While waiting for the stimulus money, Blue Plate entertained the idea of setting up a GoFundMe to support its employees. In the end, Jeff and Cory opted to hold a dinner service where all of the revenue (except sales tax and delivery partner margins) went to employees. They raised $7000. When divided among the staff working that night, “Maybe not a lot per person, but it cemented the sentiment that we were in this together,” Jeff said.
Blue Plate did end up getting the PPP, which if spent according to the rules that the government lays out essentially becomes a grant. Jeff is hoping he can extend the use of the loan he received from the eight weeks permitted to ten or twelve weeks, because with a shrunk staff and lower costs associated with running a take-out business compared to a sit-down restaurant, Jeff anticipates that the loan will last more than eight weeks. “In this new incarnation, the margin is bigger but the revenue is smaller,” Jeff said.

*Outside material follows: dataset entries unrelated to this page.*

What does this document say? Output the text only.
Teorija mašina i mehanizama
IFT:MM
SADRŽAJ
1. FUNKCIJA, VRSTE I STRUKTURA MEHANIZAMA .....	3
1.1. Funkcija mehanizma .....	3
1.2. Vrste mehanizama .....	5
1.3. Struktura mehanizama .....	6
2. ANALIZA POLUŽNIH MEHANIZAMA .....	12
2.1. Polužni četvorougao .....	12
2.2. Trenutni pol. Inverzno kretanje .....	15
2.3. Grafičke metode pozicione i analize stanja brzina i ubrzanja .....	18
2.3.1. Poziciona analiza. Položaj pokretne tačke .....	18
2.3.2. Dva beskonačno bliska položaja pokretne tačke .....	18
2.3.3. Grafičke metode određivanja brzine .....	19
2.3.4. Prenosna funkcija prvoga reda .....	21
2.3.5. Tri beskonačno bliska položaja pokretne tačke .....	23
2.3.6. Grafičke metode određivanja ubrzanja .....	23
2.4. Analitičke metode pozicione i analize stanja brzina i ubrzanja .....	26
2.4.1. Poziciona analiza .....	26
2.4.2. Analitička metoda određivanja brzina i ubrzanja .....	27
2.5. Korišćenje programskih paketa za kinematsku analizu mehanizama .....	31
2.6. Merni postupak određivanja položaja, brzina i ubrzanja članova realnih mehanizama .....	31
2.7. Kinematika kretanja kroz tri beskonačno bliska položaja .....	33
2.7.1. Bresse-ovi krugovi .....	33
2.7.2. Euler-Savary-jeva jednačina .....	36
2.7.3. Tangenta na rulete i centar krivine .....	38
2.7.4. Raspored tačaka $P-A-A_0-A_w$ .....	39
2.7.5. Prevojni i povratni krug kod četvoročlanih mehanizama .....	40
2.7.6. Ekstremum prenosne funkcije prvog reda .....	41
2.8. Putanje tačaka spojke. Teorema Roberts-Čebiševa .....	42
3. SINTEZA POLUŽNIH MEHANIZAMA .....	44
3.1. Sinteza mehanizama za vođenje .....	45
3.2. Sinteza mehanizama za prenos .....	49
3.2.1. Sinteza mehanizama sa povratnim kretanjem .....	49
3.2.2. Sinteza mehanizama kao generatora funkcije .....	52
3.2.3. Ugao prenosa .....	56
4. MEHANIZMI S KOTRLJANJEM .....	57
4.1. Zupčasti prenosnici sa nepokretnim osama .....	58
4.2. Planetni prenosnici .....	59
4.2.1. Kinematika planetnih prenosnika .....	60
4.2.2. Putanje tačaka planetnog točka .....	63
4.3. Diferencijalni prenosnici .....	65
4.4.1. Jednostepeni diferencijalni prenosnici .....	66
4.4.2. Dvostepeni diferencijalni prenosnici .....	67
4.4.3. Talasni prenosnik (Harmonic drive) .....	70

At the moment, loans are helping Blue Plate kick the can as far down the road as possible, with the hope that a vaccine or increased virus testing will allow the restaurant to return to some semblance of normalcy soon. Without the loan, Jeff said, he would be in a very different spot. Some restaurant owners of color were having more trouble getting loans, Jeff noted. With the loan and the support of loyal customers who return – some as many as three or four times a week – for good food and personable service, Jeff is optimistic that Blue Plate will weather the times. “I’m thankful for a lot of aspects of what we have — the support of the community, the good will of employees, the opportunity to pay people with the loan we’ve received, and hopefully enough business to catch up on credit card companies and vendors who have been really patient with us,” Jeff said.
Jeff also credits his chef de cuisine, Peter, who prior to working at Blue Plate was used to making fancier dishes at the highest end restaurants. “He applies all that technique to making fried chicken or a Key lime pie,” Jeff said. “Key lime pie is always delicious and always tastes the same, but it doesn’t always hold its form.” With Peter in the kitchen though, it does.
Mother’s Day dinner was almost like a good regular night for Blue Plate, and with the loan that just came in, Jeff said that he and his staff have finally gotten their “heads above the clouds.” Now Jeff can focus on finding ways to keep people interested in Blue Plate, talking, and coming back – just the sort of creative entrepreneurial work that Jeff was after when he decided to enter the restaurant industry decades ago.